Special Research Groups
Developmental Morphology Research Group
Development of above-ground parts in flowering plants is highly dependent on a tissue called the shoot meristem, a group of highly dividing cells at the tip of the stem. The shoot meristem maintains pluripotent stem cells in the center and produces cells that give rise to various types of shoot organs, such as leaves, stems, or floral organs. The aim of our group is to understand the molecular mechanisms that regulate shoot meristem formation and organ production.
Fig. The inflorescence shoot apex of Arabidopsis thaliana. The shoot meristem (colored green) produces flower primordia from the periphery.
Plant Reproductive Genetics Research Group
Our research goal is to understand the elaborate mechanism of sexual reproduction in flowering plants. In particular, we are interested in the epigenetic mechanism of genomic imprinting that results in maternal- and paternal- specific gene expression in the endosperm. The balanced action of these parental genes is thought to be a prerequisite for successful reproduction. We have been studying the epigenetic regulation of imprinted genes in Arabidopsis. We have also been investigating a reproductive barrier found in hybrid endosperm derived from crosses between cultivated rice and wild rice, in relation to genomic imprinting.
Fig. Imprinted gene expression of pFWA::FWA-GFP in Arabidopsis endosperm.
GFP fluorescence (green) is observed when the pFWA::FWA-GFP gene is inherited from the female (left), whereas the gene inherited from the male is silent (right). The red color represents chlorophyll autofluorescence.
Developmental Genomics Research Group
Recent remarkable progress of genome sequencing projects has revolutionized biology in the new millennium. Whole-genome sequencing has been completed or is ongoing for a great variety of higher eukaryotes, including human, frog, amphioxus, and sea urchin. Analysis of conserved and species-specific gene regulatory mechanisms based on these genome sequence data is one of the most important research areas in the post-genomic era.
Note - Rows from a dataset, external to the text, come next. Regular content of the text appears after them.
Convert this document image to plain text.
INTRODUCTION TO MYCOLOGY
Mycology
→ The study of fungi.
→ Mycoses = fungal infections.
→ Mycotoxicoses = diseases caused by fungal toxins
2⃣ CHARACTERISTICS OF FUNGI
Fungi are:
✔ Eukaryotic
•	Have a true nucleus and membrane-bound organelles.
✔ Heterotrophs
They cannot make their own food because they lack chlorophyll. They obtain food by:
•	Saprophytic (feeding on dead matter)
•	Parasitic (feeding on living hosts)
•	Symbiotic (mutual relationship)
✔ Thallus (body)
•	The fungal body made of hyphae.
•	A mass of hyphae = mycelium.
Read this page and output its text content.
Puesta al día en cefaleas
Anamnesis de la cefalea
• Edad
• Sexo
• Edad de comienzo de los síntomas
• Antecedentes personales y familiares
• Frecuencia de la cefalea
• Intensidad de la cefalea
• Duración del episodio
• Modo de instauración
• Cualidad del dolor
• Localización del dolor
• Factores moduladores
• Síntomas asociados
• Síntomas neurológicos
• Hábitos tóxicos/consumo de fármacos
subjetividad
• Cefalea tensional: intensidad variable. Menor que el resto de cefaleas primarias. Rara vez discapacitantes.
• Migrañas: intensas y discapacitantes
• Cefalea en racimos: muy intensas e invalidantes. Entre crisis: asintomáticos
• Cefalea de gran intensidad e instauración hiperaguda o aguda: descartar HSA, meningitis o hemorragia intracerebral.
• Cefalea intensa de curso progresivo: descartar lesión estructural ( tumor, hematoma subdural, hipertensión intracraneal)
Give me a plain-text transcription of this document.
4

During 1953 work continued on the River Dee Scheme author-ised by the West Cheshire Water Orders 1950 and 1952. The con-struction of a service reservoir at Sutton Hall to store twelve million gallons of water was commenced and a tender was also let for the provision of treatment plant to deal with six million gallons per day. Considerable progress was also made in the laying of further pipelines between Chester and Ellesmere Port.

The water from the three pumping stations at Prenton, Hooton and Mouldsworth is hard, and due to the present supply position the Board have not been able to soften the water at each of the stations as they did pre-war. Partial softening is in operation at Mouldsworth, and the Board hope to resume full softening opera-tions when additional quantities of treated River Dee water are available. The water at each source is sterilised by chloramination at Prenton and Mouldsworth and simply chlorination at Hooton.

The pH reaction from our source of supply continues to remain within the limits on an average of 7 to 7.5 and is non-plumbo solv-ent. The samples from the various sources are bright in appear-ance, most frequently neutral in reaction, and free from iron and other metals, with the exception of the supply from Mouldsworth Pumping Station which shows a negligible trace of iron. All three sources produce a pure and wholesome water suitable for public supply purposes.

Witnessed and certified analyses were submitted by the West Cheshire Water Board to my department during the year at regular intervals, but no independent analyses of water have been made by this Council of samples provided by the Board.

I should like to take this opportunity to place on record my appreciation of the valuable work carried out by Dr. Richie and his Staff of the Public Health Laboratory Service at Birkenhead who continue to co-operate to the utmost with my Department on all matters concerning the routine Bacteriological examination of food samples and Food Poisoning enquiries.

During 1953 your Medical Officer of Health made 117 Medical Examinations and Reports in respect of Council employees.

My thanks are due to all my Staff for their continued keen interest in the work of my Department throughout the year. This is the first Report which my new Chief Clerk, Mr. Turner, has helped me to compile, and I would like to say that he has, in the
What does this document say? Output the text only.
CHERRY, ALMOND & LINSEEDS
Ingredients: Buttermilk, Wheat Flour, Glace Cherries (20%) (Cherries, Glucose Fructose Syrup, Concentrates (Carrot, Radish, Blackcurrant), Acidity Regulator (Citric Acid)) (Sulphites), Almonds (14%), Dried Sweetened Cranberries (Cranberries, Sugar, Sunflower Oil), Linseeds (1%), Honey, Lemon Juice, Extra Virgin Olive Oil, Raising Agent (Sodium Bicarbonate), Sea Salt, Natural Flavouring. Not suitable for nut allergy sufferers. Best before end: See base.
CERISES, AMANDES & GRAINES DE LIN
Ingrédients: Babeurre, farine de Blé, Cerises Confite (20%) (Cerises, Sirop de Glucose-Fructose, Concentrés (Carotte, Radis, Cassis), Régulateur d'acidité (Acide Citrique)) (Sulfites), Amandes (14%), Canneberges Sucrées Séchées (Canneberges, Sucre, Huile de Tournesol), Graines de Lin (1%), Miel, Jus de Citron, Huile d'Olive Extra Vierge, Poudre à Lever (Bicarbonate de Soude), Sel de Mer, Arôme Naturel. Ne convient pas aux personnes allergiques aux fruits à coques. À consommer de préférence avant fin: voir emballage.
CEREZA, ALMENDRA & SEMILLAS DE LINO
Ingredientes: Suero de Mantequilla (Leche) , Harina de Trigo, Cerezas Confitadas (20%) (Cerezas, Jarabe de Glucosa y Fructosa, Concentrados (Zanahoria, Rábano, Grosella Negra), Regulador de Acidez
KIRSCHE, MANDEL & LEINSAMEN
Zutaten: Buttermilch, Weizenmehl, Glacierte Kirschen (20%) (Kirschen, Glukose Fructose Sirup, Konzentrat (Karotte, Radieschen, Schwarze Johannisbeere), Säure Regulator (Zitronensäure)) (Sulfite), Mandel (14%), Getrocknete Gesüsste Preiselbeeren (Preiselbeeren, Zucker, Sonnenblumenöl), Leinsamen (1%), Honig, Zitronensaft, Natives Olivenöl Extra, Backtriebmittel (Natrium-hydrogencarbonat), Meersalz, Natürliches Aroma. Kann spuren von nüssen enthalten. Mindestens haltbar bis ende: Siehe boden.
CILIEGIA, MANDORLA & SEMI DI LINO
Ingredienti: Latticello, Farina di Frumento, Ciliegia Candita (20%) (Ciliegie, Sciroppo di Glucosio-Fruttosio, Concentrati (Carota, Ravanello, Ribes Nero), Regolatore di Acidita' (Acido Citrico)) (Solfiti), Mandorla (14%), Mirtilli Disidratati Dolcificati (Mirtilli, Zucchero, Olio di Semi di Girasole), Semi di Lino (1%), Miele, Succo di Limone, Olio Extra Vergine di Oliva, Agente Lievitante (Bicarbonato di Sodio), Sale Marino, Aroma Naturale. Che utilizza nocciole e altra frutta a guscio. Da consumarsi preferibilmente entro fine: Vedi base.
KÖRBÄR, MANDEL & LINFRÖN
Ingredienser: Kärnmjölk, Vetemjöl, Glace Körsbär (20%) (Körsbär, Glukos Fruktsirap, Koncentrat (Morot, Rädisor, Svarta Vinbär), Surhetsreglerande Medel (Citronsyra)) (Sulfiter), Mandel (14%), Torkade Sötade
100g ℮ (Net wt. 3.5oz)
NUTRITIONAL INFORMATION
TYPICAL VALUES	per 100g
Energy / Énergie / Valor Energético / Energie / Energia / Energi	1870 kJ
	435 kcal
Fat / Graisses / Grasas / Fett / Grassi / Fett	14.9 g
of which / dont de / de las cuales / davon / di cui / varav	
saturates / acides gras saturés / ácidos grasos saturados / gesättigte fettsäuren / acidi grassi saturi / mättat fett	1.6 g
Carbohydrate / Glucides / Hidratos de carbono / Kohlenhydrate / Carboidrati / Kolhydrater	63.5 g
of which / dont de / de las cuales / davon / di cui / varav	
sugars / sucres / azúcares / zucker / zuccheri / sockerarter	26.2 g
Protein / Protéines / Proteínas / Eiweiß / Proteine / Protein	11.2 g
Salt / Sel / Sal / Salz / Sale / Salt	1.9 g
To understand the relationships between genome evolution and morphology, we are investigating the roles of conserved and non-conserved cis-regulatory elements in Xenopus, and their regulation, using high-throughput transgenesis technology.
Fig. Frontal view of a transgenic Xenopus tailbud embryo expressing GFP under the FoxE3 promoter. GFP expression (blue staining) is observed in the presumptive lens and oral ectoderm.